Monday, June 16, 2008

Parallel Rulebase Systems and Homeland Security

I first wrote about this back in November 2006, in which I chatted aimlessly about Forgy and Gupta and others and what they had done. Since that time, I've been doing quite a bit of reading, all of which I will post somewhere that everyone can get the papers and read for themselves. Meanwhiile, let's take a look at what we "think" we can do before we do it.

First, most of the processing time goes into the match process - about 85% to 90% of the total time involved. Moving from there you can get about a 10 times improvement on the speed of that process alone. You can get improvements on the rest of the processes as well but they are dwarfed in significance by the match process. There is one company that has done quite a bit of work for IBM and others on parallelizing processes in C and C++, the Rapid Mind company, out of the frozen north (Canada) - but they, too, can only seem to get a 10 to 1 improvement.

Two things to consider here: (1) Unless Dr. Forgy can do something that nobody else can do, we won't get much better performance on small systems using parallel rulebased systems. (2) CLIPS has showed us how to get about 250 to 1 improvement on rulebase performance using proper indexing and proper writing of code. Gary Riley (the CLIPS guy) and Dr. Forgy will be at the October [Technical] Rules Fest in the DFW area in, well, October. See for more details on that one.

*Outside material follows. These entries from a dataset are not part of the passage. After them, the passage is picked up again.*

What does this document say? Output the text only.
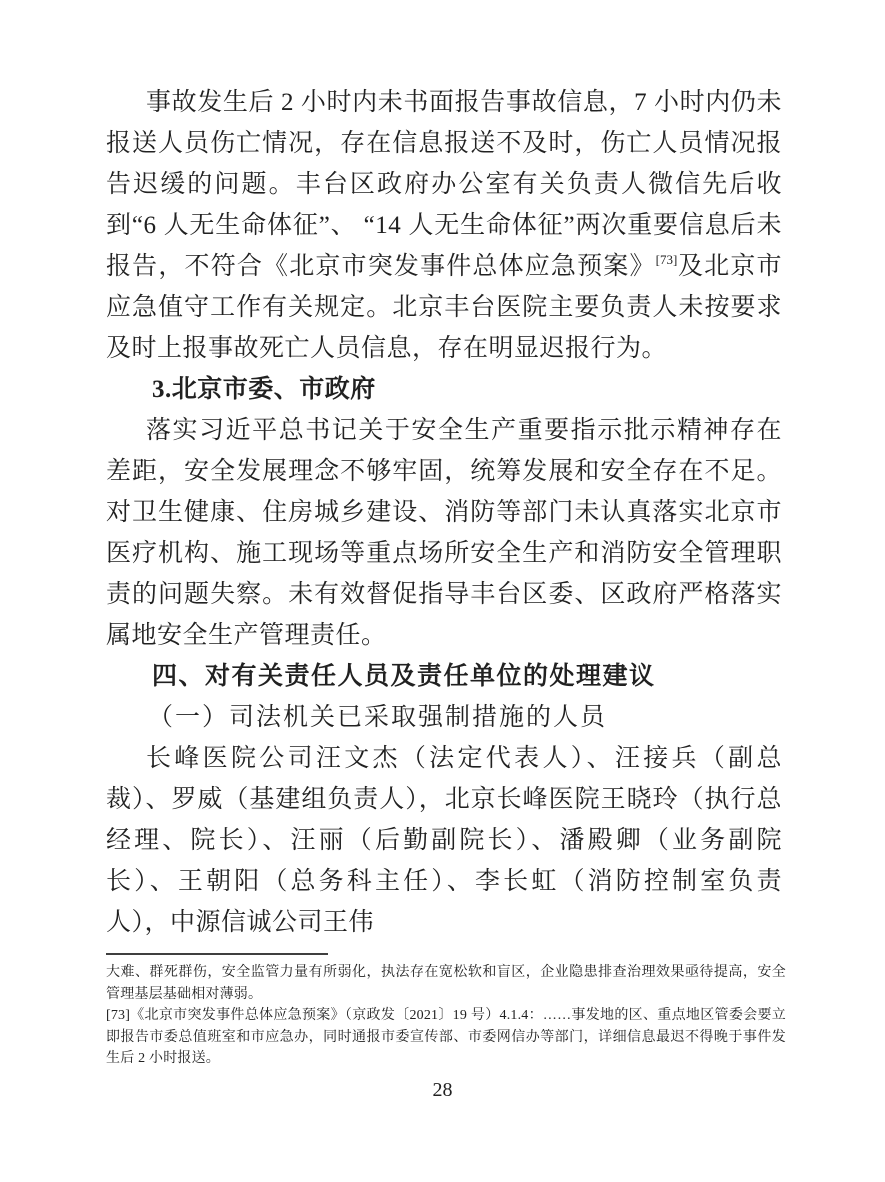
事故发生后 2 小时内未书面报告事故信息，7 小时内仍未报送人员伤亡情况，存在信息报送不及时，伤亡人员情况报告迟缓的问题。丰台区政府办公室有关负责人微信先后收到“6 人无生命体征”、 “14 人无生命体征”两次重要信息后未报告，不符合《北京市突发事件总体应急预案》[73]及北京市应急值守工作有关规定。北京丰台医院主要负责人未按要求及时上报事故死亡人员信息，存在明显迟报行为。

3.北京市委、市政府

落实习近平总书记关于安全生产重要指示批示精神存在差距，安全发展理念不够牢固，统筹发展和安全存在不足。对卫生健康、住房城乡建设、消防等部门未认真落实北京市医疗机构、施工现场等重点场所安全生产和消防安全管理职责的问题失察。未有效督促指导丰台区委、区政府严格落实属地安全生产管理责任。

四、对有关责任人员及责任单位的处理建议

（一）司法机关已采取强制措施的人员

长峰医院公司汪文杰（法定代表人）、汪接兵（副总裁）、罗威（基建组负责人），北京长峰医院王晓玲（执行总经理、院长）、汪丽（后勤副院长）、潘殿卿（业务副院长）、王朝阳（总务科主任）、李长虹（消防控制室负责人），中源信诚公司王伟

大难、群死群伤，安全监管力量有所弱化，执法存在宽松软和盲区，企业隐患排查治理效果亟待提高，安全管理基层基础相对薄弱。

[73]《北京市突发事件总体应急预案》（京政发〔2021〕19 号）4.1.4：……事发地的区、重点地区管委会要立即报告市委总值班室和市应急办，同时通报市委宣传部、市委网信办等部门，详细信息最迟不得晚于事件发生后 2 小时报送。

28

What I didn't discuss was what is the need for speed? Aren't most rulebased systems sufficiently fast enough as it is? The answer for the business applications, yes. But the answer for research, defense, homeland security, NO! The problem is that in the business world the match process is not terribly complicated BECAUSE the KE (Knowledge Engineer) who oversees the program won't allow it to happen BECAUSE the KE knows that the match process is the problem child of the rulebase world.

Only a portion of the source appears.